I hope this helps you in some way, shape, or form....    The key factors are not looks, style, length or anything like that.   The keys are using the RIGHT TYPE OF WIRE and hanging it in THE RIGHT PLACE with SUFFICIENT WIRE TENSION to support stability.   

The addition of a dove wire to a dove field is a no brainer even if supplies, equipment, $$, labor is limited.    A well placed artificial line can be the difference maker in field productivity.   Smaller fields surrounded by loafing trees often fail to produce good shoots even if the dove numbers are there.   This is because they loaf around the trees and drop down along shady edges of the fields to  feed and then they pitch back up into the overhead limbs.... Never having a need or reason to fly over the field or out to the center.   A well placed dove wire can enhance a field in ways that not even sunflowers can compare.   

If you cant do the wire there are other options that work well.   Create your own dove perches and place them strategically.   12' wood/metal/PVC poles, rebar, hammer/ U nails, and posthole diggers can enhance a dove field...   creativity can go a long way here.


----------



## GLS

Your sagging wire story brings to mind what can happen with live wires.  A buddy's field  has a powerline running along one edge.  There have been occasions when hundreds of doves will sit on the wire, causing it to sag which has shorted the top hot wire against the bottom ground wire.  As many as a dozen birds have been killed when that happens with power interruption occuring on the property.


----------



## ghadarits

*CATV cable ran along the roads*



C.J. said:


> anyone know where i can buy any of this from?

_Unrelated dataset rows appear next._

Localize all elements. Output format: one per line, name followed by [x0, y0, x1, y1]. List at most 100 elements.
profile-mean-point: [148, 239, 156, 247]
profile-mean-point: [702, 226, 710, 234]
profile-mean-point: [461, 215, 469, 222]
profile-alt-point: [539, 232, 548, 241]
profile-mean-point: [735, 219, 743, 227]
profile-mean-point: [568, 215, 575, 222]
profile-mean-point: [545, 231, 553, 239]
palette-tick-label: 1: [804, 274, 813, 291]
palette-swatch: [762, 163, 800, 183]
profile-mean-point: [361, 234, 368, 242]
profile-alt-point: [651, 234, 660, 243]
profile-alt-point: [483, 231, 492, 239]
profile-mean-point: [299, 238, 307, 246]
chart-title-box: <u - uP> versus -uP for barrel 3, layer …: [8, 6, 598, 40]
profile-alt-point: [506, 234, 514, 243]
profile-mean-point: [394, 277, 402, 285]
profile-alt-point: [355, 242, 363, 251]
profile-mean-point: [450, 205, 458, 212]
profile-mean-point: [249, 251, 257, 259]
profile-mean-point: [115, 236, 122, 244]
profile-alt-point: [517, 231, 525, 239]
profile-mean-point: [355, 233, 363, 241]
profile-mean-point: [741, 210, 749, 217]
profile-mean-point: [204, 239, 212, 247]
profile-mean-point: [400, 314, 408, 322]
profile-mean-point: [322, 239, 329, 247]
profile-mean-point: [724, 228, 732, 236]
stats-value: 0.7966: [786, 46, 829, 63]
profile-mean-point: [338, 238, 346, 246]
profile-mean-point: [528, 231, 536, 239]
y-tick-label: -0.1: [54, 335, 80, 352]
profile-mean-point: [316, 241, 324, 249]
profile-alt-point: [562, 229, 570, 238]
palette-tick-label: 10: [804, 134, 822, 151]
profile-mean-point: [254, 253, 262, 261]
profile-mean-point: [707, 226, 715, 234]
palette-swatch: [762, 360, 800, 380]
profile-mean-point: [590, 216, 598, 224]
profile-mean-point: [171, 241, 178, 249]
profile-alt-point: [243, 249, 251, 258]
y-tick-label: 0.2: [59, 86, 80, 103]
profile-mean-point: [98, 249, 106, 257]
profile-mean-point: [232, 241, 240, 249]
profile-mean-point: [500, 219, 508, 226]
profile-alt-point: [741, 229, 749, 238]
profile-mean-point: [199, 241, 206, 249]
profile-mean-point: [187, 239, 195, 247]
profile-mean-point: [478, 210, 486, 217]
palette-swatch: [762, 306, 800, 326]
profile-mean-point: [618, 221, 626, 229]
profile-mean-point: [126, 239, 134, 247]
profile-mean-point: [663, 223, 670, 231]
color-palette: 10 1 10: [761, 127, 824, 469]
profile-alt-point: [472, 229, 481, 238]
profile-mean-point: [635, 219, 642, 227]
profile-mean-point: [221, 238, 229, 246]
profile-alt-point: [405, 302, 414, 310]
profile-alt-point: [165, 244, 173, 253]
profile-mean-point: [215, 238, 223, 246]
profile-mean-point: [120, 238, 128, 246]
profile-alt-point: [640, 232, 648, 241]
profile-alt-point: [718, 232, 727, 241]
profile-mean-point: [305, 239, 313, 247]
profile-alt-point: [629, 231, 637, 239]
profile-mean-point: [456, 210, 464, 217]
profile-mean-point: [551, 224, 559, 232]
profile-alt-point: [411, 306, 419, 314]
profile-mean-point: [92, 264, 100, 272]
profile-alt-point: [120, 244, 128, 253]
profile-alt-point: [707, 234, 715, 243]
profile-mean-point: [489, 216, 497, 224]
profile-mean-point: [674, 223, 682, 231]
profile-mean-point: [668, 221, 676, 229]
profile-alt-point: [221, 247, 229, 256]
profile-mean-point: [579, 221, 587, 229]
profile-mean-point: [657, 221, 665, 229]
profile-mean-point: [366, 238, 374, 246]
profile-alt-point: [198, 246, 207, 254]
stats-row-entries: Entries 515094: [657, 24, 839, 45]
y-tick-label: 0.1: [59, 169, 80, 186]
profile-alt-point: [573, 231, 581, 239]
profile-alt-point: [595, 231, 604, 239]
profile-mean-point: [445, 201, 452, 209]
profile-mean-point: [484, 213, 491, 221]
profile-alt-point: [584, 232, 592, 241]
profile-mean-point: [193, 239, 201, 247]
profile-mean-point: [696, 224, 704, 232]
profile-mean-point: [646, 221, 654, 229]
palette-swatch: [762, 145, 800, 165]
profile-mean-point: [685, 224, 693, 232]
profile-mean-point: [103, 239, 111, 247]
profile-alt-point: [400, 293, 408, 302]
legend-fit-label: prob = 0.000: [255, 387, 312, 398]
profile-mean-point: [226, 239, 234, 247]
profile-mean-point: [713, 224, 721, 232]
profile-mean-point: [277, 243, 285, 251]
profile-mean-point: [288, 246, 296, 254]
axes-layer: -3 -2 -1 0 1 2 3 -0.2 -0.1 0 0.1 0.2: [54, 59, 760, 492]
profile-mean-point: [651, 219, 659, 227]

I would check with your local Cable provider and see if they have any damaged 1/2 or 3/4 coax. Once its kinked or the sheath is damaged at all its no good to them other than recycling.


----------



## C.J.

what about running wire from two different trees that are already in the field and using them instead of the poles?


----------



## CraKaLaCKiN

Most power companies will give away old unserviceable poles. You'll need to go pick them up. Take a chainsaw just in case you need to shorten them. When you get there make nice with the 'boots on the ground'. Tell them what you are doing, invite them to come to the shoot. They may assist in getting you some cable to string between the poles.


----------